Freshly starched, crisply rustling clothes...

I starch. I've been exploring various ways to starch my period clothing. Currently I starch petticoats and cotton dresses. The dresses receive a lighter coating of starch than the undergarments.

I started out, as many do, with spray starch. Niagra Light - then moved up to heavy. I was unsatisfied. Spraying too heavily led to scorching and sticking on the iron soleplate. Never did I obtain the quality I was searching for - the crispness I had read about.

Why starch? First and foremost, to my way of thinking, is because "they" did. Without starch, my petticoats were limp, even though they were ironed. Of course it is easier just to wash and dry your underpinnings, but it wasn't giving me a sense of recreating the proper look.

Starch adds body, which should be self-evident. When you think about the bell shape of a woman's skirts, the importance of loft and body becomes clear. Since I wear a smaller hoop (period appropriate to my height), I needed a way to recreate the skirt volume that was lacking. Some women use very large hoops to create the skirt profile, I needed a way to do it with my cage (which is not all that small at 110" circumference.)

In addition, starch helps protect the garments from dirt by creating a layer that sheds the dry dirt (NOT MUD! Mud is wet and moisture is the enemy of starch)

So I moved on to other formulas. I tried liquid starch but found it to be more costly than dry starch. Fortunately, the grocery stores near me do carry dry Argo starch.
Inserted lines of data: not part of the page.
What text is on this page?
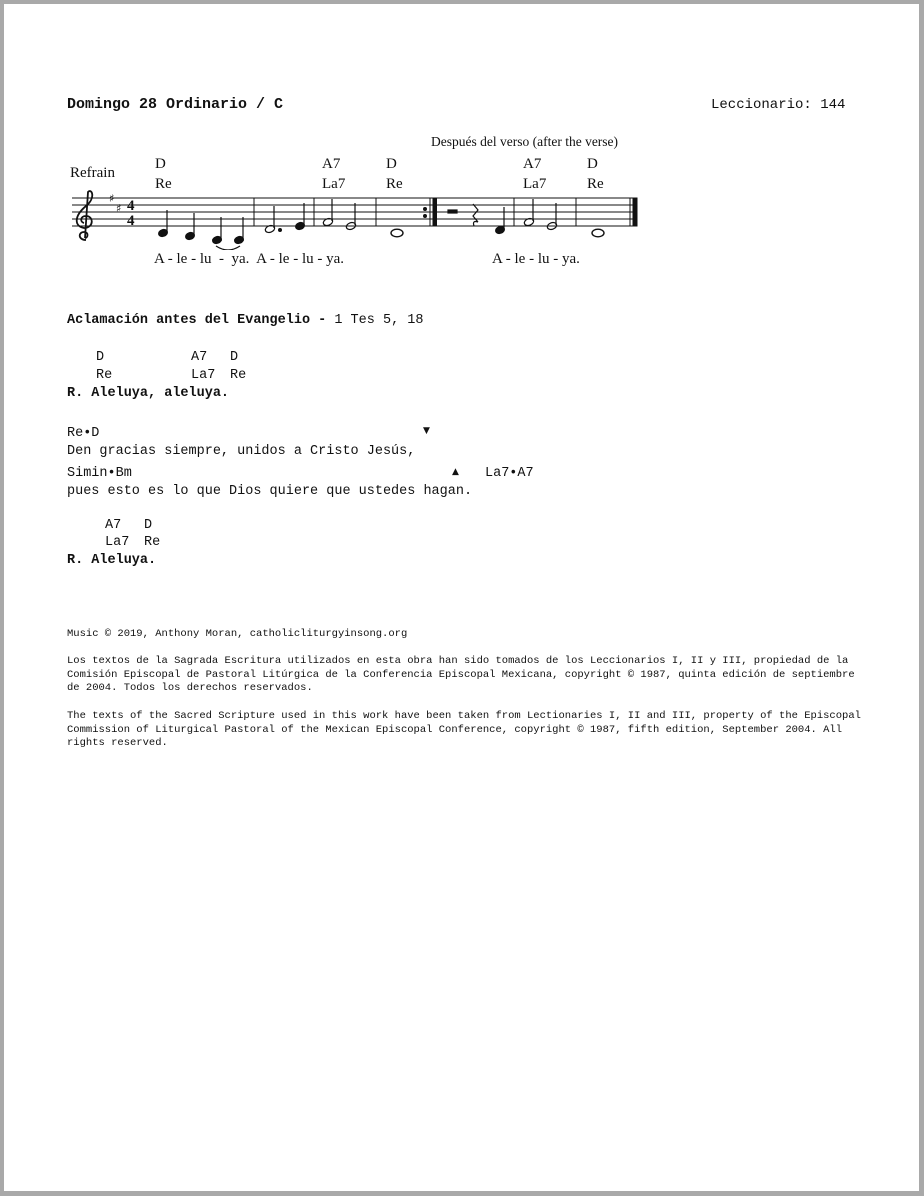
Domingo 28 Ordinario / C	Leccionario: 144
Después del verso (after the verse)
Refrain
D
Re
A7
La7
D
Re
A7
La7
D
Re
♯
♯ 4
4
A - le - lu - ya. A - le - lu - ya.	A - le - lu - ya.
Aclamación antes del Evangelio - 1 Tes 5, 18
D
Re
A7
La7
D
Re
R. Aleluya, aleluya.
Re•D	▼
Den gracias siempre, unidos a Cristo Jesús,
Simin•Bm	▲ La7•A7
pues esto es lo que Dios quiere que ustedes hagan.
A7
La7
D
Re
R. Aleluya.
Music © 2019, Anthony Moran, catholicliturgyinsong.org
Los textos de la Sagrada Escritura utilizados en esta obra han sido tomados de los Leccionarios I, II y III, propiedad de la Comisión Episcopal de Pastoral Litúrgica de la Conferencia Episcopal Mexicana, copyright © 1987, quinta edición de septiembre de 2004. Todos los derechos reservados.
The texts of the Sacred Scripture used in this work have been taken from Lectionaries I, II and III, property of the Episcopal Commission of Liturgical Pastoral of the Mexican Episcopal Conference, copyright © 1987, fifth edition, September 2004. All rights reserved.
For the last couple of years I have starched and hung my garments on the line to dry. When I bring them in, I spritz them with water to recreate the dampness needed to properly iron. Starch does need to be damp when ironed in order to created the desired texture. The results -Not bad. I used this technique for a couple of years.

There was a time issue involved, though. A starched petticoat can take a day to dry, depending on atmospheric conditions. I cannot hang starched garments anywhere in my house, so I would have to plan my laundry several days to a week out from the time they needed to be worn.
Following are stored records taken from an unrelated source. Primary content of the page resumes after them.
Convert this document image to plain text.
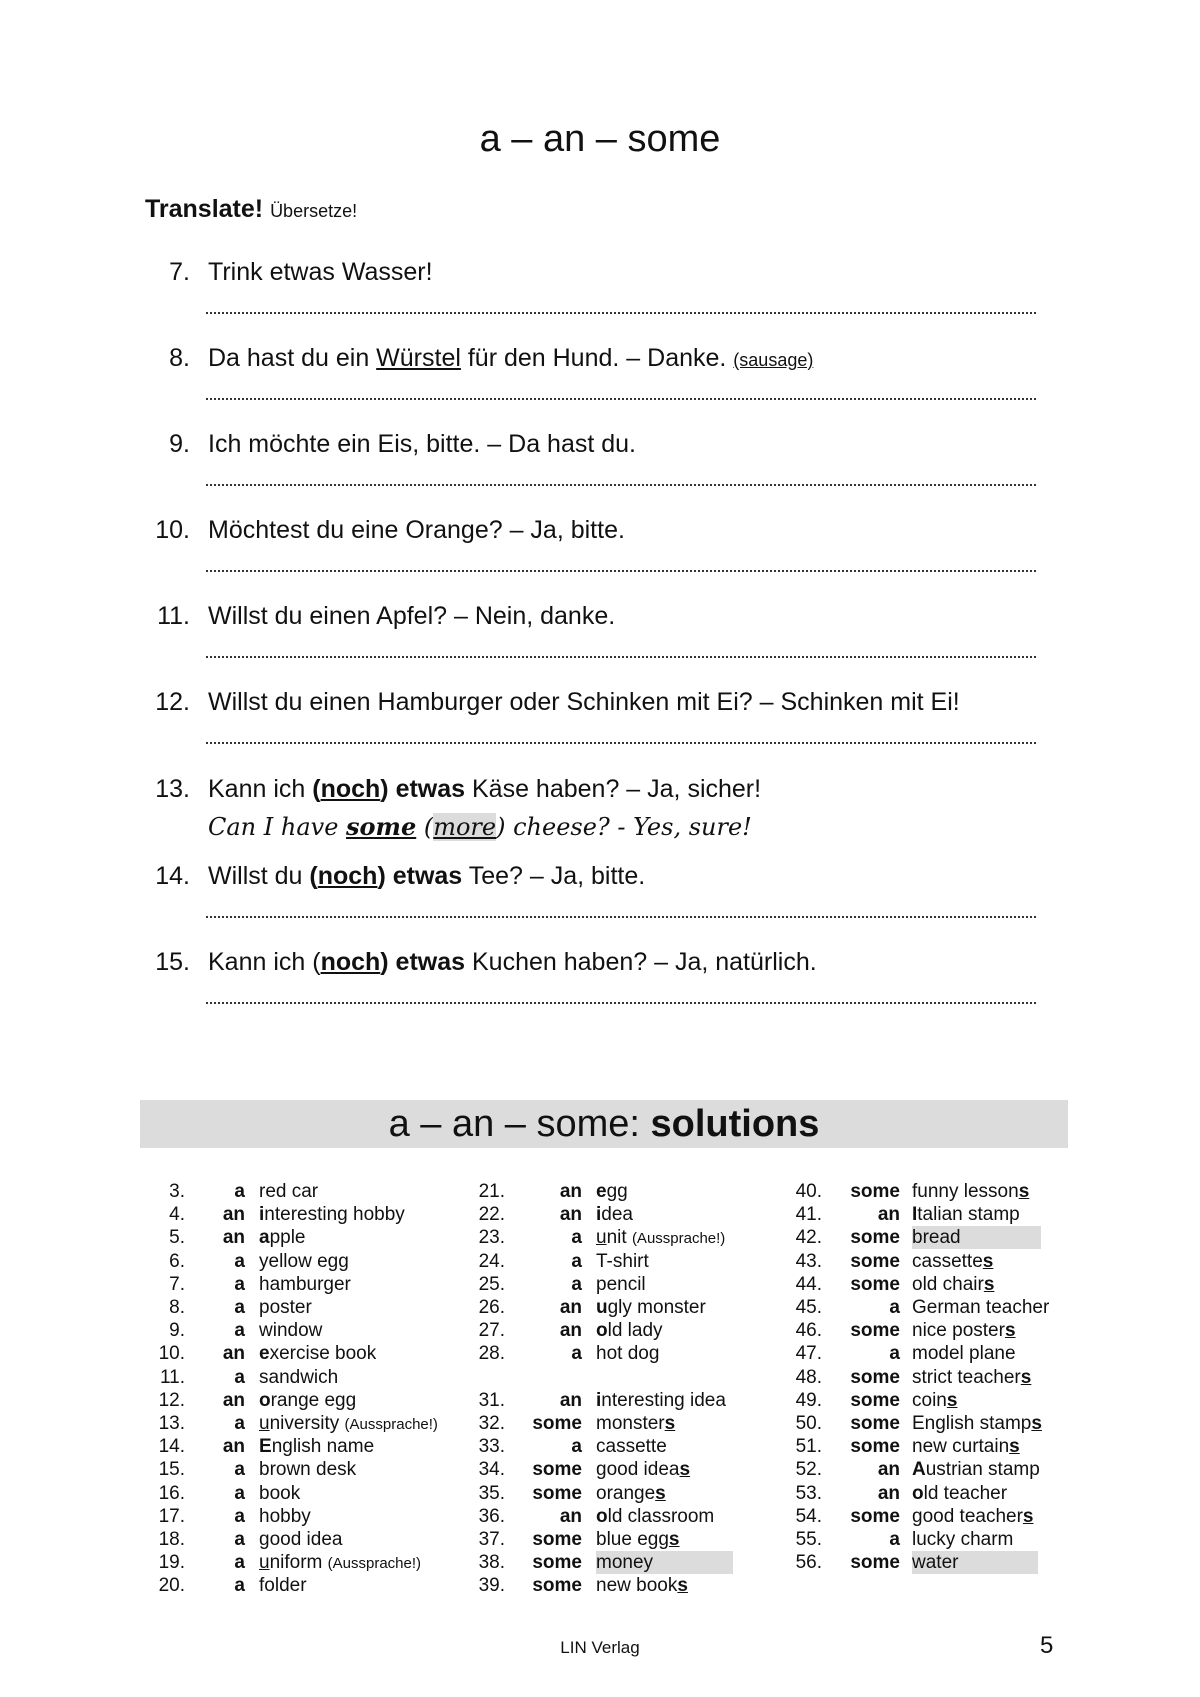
a – an – some
Translate! Übersetze!
7. Trink etwas Wasser!
8. Da hast du ein Würstel für den Hund. – Danke. (sausage)
9. Ich möchte ein Eis, bitte. – Da hast du.
10. Möchtest du eine Orange? – Ja, bitte.
11. Willst du einen Apfel? – Nein, danke.
12. Willst du einen Hamburger oder Schinken mit Ei? – Schinken mit Ei!
13. Kann ich (noch) etwas Käse haben? – Ja, sicher!
14. Willst du (noch) etwas Tee? – Ja, bitte.
15. Kann ich (noch) etwas Kuchen haben? – Ja, natürlich.
Can I have some (more) cheese? - Yes, sure!
a – an – some: solutions
3.	a red car
4.	an interesting hobby
5.	an apple
6.	a yellow egg
7.	a hamburger
8.	a poster
9.	a window
10.	an exercise book
11.	a sandwich
12.	an orange egg
13.	a university (Aussprache!)
14.	an English name
15.	a brown desk
16.	a book
17.	a hobby
18.	a good idea
19.	a uniform (Aussprache!)
20.	a folder
21.	an egg
22.	an idea
23.	a unit (Aussprache!)
24.	a T-shirt
25.	a pencil
26.	an ugly monster
27.	an old lady
28.	a hot dog
31.	an interesting idea
32.	some monsters
33.	a cassette
34.	some good ideas
35.	some oranges
36.	an old classroom
37.	some blue eggs
38.	some money
39.	some new books
40.	some funny lessons
41.	an Italian stamp
42.	some bread
43.	some cassettes
44.	some old chairs
45.	a German teacher
46.	some nice posters
47.	a model plane
48.	some strict teachers
49.	some coins
50.	some English stamps
51.	some new curtains
52.	an Austrian stamp
53.	an old teacher
54.	some good teachers
55.	a lucky charm
56.	some water
LIN Verlag	5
I kept reading about the "mystical time" of starching - the time when the garment was at a proper degree of dampness to be effectively starched. Since I will never remember to keep checking my garments on the line, I wondered what I might be missing. Several people talked about spinning their starched garments in their washer, but I have a front loader.

Would the lack of a top loader forever bar me from experiencing the peak of starchiness? In an experiment, I put my freshly starched petticoats in my front loader and set it to final spin and anxiously hovered nearby. Obviously any additional rinse water would remove my starch, so I was ready to rescue the petticoats if needed. To my amazement, it worked - no water, just damp starchy clothes.

I rushed them upstairs to press - eureka! A very different texture from my dry then dampened petticoats. These were glossy and crackly. I suppose I could achieve the same thing by dampening my line-dried petticoats FAR more than I had thought...but this was wonderful! No time constraints involved...no weather dependency!


In retrospect, I realize that I needed to dampen my line-dried starched clothes in order to recreate the same ease of ironing. Degree of dampness required is always an unknown. I no longer iron all of my clothes the way my mother did. She would line dry clothes, sprinkle them with a sprinkling bottle and then roll them up and place in a plastic zippered ironing bag to retain the dampness.